"It was lookin' right down at me when I looked up and I saw its
face plain as I see yours. It had big round eyes that looked all
cold and dead, and its cheeks were sunken in deep, and I could see
its yellow teeth behind thin, tight-drawn lips--like a man who had
been dead a long while, sir," he added, turning toward Bradley.
"Yes!" James had not spoken since the apparition had passed over them,
and now it was scarce speech which he uttered--rather a series of
articulate gasps. "Yes--dead--a--long--while. It--means something.
It--come--for some--one. For one--of
us. One--of us is goin'--
to die. I'm goin' to die!" he ended in a wail.
"Come! Come!" snapped Bradley. "Won't do. Won't do at all.
Get to work, all of you. Waste of time. Can't waste time."

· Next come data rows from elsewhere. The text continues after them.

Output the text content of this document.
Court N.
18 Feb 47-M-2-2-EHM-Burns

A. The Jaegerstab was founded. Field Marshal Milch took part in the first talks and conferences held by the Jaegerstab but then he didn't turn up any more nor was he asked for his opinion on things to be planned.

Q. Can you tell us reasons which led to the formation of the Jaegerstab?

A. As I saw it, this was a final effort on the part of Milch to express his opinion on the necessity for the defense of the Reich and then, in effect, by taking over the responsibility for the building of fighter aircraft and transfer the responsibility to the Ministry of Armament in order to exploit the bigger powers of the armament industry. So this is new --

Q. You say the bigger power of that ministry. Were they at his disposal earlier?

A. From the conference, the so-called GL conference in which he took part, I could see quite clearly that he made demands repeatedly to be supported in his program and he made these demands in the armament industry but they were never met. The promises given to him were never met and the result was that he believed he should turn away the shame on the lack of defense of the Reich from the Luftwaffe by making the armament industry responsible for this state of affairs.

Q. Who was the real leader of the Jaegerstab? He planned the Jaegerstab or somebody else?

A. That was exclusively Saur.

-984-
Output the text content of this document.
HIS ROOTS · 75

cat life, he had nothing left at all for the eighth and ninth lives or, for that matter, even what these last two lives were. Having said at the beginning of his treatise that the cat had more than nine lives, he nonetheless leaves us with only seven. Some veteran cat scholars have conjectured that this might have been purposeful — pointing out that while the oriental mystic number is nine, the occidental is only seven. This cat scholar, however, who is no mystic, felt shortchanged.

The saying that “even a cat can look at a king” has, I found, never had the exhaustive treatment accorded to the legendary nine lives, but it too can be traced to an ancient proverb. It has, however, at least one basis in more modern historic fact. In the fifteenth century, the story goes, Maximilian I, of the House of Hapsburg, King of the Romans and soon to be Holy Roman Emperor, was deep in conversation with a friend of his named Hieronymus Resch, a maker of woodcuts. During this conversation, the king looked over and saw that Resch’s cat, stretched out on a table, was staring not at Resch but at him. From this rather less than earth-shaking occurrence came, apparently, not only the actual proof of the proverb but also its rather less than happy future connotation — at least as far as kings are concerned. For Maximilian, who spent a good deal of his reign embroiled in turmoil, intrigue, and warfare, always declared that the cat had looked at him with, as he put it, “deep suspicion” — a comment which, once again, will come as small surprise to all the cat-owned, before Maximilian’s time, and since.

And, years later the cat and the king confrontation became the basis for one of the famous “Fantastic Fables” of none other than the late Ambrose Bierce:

His authoritative tones brought them all up standing, and
presently each was occupied with his own duties; but each worked
in silence and there was no singing and no bantering such as had
marked the making of previous camps. Not until they had eaten
and to each had been issued the little ration of smoking tobacco
allowed after each evening meal did any sign of a relaxation of
taut nerves appear. It was Brady who showed the first signs of
returning good spirits. He commenced humming "It's a Long Way to
Tipperary" and presently to voice the words, but he was well into
his third song before anyone joined him, and even then there
seemed a dismal note in even the gayest of tunes.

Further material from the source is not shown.